Si no estaba en clases con el profe Bernardo, permanecía afuera conversando, abriendo el desayuno con pan batío, el almuerzo o enguyendo un completo donde las tías. También probando un churrasco palta donde Carolo en un stand instalado en la puerta de la universidad. Un callejero estaba atento y alerta para acompañarte, y recibir la caricia de una miguita para seguir la brisa marina expulsada por la ex playa larga, esa donde se sacaban las machas bailando twist con la cimarra.

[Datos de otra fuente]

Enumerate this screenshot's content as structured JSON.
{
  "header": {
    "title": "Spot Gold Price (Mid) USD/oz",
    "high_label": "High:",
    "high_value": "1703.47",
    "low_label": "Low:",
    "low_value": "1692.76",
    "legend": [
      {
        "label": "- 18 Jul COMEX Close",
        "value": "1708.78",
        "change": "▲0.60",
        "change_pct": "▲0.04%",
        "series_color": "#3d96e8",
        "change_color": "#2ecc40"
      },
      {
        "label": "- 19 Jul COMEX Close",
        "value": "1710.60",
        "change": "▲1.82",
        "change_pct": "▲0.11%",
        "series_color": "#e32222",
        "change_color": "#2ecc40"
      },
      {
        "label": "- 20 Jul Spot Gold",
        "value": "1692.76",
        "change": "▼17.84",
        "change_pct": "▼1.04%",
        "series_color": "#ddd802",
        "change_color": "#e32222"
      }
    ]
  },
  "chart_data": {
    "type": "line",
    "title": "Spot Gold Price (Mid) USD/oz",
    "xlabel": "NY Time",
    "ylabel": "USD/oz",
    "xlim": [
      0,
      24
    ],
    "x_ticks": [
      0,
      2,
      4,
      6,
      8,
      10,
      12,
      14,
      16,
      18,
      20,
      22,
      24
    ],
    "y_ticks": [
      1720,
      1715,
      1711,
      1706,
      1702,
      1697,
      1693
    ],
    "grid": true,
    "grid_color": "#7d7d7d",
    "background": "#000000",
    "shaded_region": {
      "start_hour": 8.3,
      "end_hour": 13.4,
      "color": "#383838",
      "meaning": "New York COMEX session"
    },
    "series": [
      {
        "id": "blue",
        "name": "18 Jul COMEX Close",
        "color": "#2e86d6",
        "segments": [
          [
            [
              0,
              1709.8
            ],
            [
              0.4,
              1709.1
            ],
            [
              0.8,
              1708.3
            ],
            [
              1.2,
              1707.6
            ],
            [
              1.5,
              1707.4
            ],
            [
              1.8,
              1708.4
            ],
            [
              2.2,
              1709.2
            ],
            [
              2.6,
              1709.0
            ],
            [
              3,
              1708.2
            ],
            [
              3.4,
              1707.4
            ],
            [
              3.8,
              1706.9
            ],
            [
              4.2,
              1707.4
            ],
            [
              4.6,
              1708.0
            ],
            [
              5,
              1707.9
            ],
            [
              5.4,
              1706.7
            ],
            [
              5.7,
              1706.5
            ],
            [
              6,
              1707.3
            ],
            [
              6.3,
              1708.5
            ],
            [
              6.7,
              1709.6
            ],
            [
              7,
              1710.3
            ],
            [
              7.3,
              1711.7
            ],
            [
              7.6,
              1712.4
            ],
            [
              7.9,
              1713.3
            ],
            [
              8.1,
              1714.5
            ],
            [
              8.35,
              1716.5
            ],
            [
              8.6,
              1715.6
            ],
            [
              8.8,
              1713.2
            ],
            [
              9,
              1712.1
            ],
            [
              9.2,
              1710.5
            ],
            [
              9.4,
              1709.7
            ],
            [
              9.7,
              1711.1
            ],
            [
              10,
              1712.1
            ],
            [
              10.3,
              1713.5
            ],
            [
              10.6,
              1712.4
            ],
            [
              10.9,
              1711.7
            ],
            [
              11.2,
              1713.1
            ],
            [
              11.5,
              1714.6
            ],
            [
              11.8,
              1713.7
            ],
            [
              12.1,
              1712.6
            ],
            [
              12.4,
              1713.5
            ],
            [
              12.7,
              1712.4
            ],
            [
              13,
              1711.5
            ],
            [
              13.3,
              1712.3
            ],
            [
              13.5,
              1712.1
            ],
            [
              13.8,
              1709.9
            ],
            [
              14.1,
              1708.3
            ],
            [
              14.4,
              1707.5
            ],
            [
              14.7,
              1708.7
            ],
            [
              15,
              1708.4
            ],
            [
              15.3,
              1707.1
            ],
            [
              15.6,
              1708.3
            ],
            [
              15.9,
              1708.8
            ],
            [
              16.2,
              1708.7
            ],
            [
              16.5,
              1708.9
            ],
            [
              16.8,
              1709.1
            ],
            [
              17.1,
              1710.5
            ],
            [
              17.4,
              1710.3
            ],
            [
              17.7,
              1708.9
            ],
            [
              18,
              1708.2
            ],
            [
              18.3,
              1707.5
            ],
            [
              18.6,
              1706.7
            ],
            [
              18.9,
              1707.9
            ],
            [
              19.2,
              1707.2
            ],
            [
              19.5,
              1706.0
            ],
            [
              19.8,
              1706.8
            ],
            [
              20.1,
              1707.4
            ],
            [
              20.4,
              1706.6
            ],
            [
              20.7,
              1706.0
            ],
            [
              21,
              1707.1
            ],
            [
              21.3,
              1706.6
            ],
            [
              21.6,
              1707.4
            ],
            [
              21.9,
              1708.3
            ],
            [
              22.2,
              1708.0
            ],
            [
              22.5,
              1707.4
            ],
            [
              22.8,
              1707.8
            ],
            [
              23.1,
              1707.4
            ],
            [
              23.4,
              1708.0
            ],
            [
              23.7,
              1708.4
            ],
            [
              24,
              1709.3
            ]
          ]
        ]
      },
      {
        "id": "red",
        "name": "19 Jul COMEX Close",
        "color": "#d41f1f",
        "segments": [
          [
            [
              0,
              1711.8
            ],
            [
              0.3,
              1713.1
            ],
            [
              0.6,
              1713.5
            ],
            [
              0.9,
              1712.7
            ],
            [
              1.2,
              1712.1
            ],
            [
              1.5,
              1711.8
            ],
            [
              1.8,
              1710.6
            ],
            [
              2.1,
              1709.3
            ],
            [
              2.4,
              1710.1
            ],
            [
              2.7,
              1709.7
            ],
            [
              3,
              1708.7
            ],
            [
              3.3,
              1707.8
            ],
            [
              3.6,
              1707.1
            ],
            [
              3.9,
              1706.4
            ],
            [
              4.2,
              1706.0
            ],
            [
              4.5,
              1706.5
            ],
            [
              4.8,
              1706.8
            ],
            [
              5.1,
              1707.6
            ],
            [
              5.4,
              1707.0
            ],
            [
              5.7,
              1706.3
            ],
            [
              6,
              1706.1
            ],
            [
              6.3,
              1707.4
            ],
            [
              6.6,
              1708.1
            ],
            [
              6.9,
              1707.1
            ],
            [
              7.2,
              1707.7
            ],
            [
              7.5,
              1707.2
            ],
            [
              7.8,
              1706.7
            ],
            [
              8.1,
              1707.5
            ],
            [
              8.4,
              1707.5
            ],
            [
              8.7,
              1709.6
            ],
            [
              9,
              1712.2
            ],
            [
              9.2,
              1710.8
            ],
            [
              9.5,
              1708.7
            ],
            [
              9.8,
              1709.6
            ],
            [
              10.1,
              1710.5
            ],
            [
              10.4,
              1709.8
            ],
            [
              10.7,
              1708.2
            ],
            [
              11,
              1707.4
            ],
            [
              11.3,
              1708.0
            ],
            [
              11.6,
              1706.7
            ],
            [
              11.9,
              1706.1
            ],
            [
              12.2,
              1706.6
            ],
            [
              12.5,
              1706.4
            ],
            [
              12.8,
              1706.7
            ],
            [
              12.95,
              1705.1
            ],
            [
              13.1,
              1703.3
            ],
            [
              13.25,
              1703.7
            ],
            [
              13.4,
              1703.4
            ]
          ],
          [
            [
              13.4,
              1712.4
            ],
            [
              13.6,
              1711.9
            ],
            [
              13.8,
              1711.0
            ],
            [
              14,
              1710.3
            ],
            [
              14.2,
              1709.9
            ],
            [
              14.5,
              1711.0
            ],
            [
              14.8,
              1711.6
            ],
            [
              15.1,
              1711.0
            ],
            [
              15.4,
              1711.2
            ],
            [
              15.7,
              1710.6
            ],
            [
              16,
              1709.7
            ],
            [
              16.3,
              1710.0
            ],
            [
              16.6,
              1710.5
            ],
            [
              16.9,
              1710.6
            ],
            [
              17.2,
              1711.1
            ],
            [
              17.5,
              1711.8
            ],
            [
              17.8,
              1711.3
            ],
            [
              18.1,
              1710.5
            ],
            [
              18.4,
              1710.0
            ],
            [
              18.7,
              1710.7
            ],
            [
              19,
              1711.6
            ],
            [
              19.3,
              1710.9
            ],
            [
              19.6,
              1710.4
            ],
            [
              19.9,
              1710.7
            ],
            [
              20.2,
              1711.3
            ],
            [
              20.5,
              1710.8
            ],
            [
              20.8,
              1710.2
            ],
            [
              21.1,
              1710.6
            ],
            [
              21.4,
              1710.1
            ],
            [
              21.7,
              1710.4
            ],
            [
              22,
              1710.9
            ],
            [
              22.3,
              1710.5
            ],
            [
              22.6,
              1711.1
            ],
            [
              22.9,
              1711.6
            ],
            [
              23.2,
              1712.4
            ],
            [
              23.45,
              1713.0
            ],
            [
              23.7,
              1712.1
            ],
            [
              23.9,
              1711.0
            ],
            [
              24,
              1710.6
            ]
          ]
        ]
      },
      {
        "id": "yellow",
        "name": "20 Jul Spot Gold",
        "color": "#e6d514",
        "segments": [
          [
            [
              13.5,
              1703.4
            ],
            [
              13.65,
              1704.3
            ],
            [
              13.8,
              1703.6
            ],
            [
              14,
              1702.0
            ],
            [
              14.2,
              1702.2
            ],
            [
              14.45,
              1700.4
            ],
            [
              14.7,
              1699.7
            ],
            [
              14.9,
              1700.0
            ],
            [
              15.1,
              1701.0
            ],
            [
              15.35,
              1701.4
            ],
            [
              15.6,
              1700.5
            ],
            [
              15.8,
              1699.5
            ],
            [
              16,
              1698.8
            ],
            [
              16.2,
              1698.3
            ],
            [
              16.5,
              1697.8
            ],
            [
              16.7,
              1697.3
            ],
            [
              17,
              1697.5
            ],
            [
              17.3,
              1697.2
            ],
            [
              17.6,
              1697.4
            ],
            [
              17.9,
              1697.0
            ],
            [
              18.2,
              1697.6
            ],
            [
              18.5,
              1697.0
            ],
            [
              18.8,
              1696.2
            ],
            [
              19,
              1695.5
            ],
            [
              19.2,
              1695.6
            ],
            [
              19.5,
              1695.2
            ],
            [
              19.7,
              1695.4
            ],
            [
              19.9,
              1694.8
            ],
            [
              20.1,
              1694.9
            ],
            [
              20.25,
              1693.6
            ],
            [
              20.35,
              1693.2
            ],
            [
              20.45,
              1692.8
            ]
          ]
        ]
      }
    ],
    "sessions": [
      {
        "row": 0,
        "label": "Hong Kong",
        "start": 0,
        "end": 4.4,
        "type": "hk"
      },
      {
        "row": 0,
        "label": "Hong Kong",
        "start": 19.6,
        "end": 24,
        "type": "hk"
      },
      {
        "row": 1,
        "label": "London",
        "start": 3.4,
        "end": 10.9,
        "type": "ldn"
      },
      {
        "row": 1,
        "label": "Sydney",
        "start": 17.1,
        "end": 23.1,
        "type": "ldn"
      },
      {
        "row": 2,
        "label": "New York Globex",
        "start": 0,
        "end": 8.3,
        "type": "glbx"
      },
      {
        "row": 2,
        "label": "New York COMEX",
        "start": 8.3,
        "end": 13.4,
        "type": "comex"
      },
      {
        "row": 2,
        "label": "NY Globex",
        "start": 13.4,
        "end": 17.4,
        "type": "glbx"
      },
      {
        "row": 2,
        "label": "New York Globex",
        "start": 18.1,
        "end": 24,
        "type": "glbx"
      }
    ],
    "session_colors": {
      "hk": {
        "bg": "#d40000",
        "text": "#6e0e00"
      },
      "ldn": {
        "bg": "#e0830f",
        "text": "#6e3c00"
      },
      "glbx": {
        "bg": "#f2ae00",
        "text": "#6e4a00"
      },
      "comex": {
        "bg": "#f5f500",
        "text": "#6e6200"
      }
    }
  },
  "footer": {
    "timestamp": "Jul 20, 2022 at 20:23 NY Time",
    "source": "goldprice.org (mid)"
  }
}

Así como la juventud citadina giraba en torno la plaza Prat y el tontódromo en los 70, los cabros de los 90 vivíamos penas y alegrías en un lugar llamado Manuel Plaza. Había de todo para la existencia, picadas, librería, pensiones, residentes, la «botilleria El Tío» para calmar la sed y el proceder del carrete Iquiqueño los 365 días del año. Oh, las lucas eran escasas, yo sólo estudiaba, me las gastaba en fotocopias, ropa del terminal agropecuario, su promo de un completo con vaso de bebida a $800 pesos, el cigarrito de la risa pristina y un viajecito en radio taxi rocar. Para el beber y el compartir, un humilde Clery, vino en caja o un bebraje etílico de mala reputación. Éramos jóvenes, unos rebeldes con causa, de espíritu combativo y principalmente soñadores, dispuestos a cambiar el mundo, que no pudieron conquistar nuestros padres y que la nobleza de una nueva era estaba dispuesta a cambiar una mentalidad, más crítica, más constructiva en igualdad de derechos y deberes.
Por calle Manuel Plaza, esperábamos hasta altas horas de la madrugada la última nota de una guitarra, el minuto final de un partido en la cancha de la universidad, el ansia por ingresar con prontitud a un recital de «Los Chanchos en Piedra» o «Mauricio Redoles» con su quién mató a Gaete , el copete, el copete en semana mechona, la vigilia y expectación por un nuevo paro universitario.
Así como la gallada se juntaba en el kiosco de don Manuel González para ponerse al día y comprar el diario, muchos elegíamos la noche para sentarnos en la cuneta de Manuel Plaza y seguir con la fiesta, deshojando risas, porfías, tristezas y secretos en un sorbito de cariño o un puchito pal olvido. Se nos pasó la mano a veces con el sentir y el desahogo, nos fuimos a un calabozo por una noche oscura. Pero fuimos felices, visionarios, insistentes, quisimos guardar un retrato en el estrellato para contarlo, un robo a la luz de la luna permitido por la osadía de la premura. Al fin de cuentas, los mejores amigos, aventuras y momentos los viví en un lugar llamado Manuel Plaza de Iquique.